Pour se rendre au travail, il traverse Le Sappey- en-Chartreuse, un village avec une église au centre et des pistes de ski à flanc de montagne. C’est là qu’il a appris à skier, à 5 ans. Or le village se situe à faible altitude – environ 1 000 m. « Là, c’est fini, lâche le chercheur. Il reste peut-être encore une ou deux bonnes années, mais pas plus.» Il montre un graphique qui compare l’épaisseur de neige au col de Porte sur les trente dernières années avec les chiffres de l’an dernier. La ligne plonge, révélant une diminution de 37,7 cm de la couverture neigeuse moyenne. « C’est beaucoup, dit-il. Vraiment beaucoup. »

Le réchauffement a maintenant atteint des altitudes plus élevées. « Si quelqu’un m’avait dit que nous aurions un jour besoin de canons à neige, je l’aurais traité de fou », raconte Peter Leo, nivoculteur responsable de la maintenance au Kitzsteinhorn. Aujourd’hui, ajoute-t-il, « nous ne pourrions pas vivre sans ces machines ».

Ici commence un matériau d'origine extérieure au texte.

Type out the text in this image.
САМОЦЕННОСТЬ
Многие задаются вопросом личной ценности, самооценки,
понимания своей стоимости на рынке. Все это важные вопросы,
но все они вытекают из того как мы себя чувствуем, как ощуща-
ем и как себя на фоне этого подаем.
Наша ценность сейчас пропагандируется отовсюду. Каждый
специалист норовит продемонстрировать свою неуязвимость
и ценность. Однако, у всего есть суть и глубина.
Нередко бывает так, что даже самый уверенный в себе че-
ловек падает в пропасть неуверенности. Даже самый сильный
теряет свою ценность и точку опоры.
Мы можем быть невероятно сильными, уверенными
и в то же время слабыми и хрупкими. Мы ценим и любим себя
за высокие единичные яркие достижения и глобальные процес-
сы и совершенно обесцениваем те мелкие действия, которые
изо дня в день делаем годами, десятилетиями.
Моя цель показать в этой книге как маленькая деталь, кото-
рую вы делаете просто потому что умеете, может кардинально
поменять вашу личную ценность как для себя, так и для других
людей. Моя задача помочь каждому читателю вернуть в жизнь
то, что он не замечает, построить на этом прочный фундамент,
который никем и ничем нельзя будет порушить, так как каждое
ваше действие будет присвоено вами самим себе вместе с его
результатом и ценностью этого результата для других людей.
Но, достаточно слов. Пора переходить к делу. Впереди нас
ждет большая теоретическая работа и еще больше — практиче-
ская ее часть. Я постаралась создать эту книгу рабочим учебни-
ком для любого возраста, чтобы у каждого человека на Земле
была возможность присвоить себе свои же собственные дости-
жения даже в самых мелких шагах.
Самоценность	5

Impossible de s’en passer aussi pour la plupart des 1 100 exploitants de remontées mécaniques des Alpes. Une grande partie de la neige des domaines skiables est désormais fabriquée artificiellement. Sur le Kitzsteinhorn, 104 canons à neige couleur herbe sont placés stratégiquement autour des pistes. Quand Peter Leo en met une en marche, il est difficile de l’entendre. Sur l’anneau extérieur du canon, des buses pulvérisent des microgouttelettes d’eau dans l’air (à température négative), puis un énorme ventilateur – « assez puissant pour vous aspirer », crie-t-il – les souffle vers le ciel. En retombant, l’eau se transforme en cristaux de glace qui, en s’agglomérant, forment ensuite des flocons de neige.

Face à un glacier comme le Kitzsteinhorn, on a du mal à comprendre comment de minuscules flocons ont pu former une telle masse de glace.

Cela a pris des siècles, le poids de chaque couche de neige fraîche exerçant une pression sur les couches inférieures, jusqu’à ce que la neige devienne glace et s’affaisse sous son propre poids. La neige s’accumule en hiver; l’été, la neige et la glace fondent, surtout à basse altitude. Lorsque le gain hivernal dépasse la perte estivale, le glacier avance dans la vallée; et, quand l’été triomphe, le glacier recule. Depuis la fin du XIXe siècle, les glaciers des Alpes ont reculé de façon quasi continuelle.

Pour inverser la tendance, Felix Keller, un glaciologue suisse, a eu une idée. Il a grandi dans un village à côté de Saint-Moritz, berceau du tourisme hivernal dans les Alpes. C’est là que je l’ai rencontré l’an dernier. Il m’a amenée à l’hôtel Morteratsch tout proche, où il m’a montré une photographie en noir et blanc de Guillaume de Prusse, prise en 1919. Le dernier prince héritier d’Allemagne et son entourage se tenaient radieux sur le glacier Morteratsch, qui se trouvait à l’époque juste à côté de l’hôtel. Une épaisse couche de glace recouvrait toute la vallée.

Avec le glaciologue, nous nous sommes rendus à cet endroit précis. Au cours du siècle qui a suivi la visite du prince héritier, les mélèzes et les pins ont pris le dessus ; à la fin de l’été, les habitants s’y rendent pour aller y ramasser des champignons et des airelles. Désormais hors de vue, le glacier Morteratsch s’est retiré à plus de 1,5 km de la vallée.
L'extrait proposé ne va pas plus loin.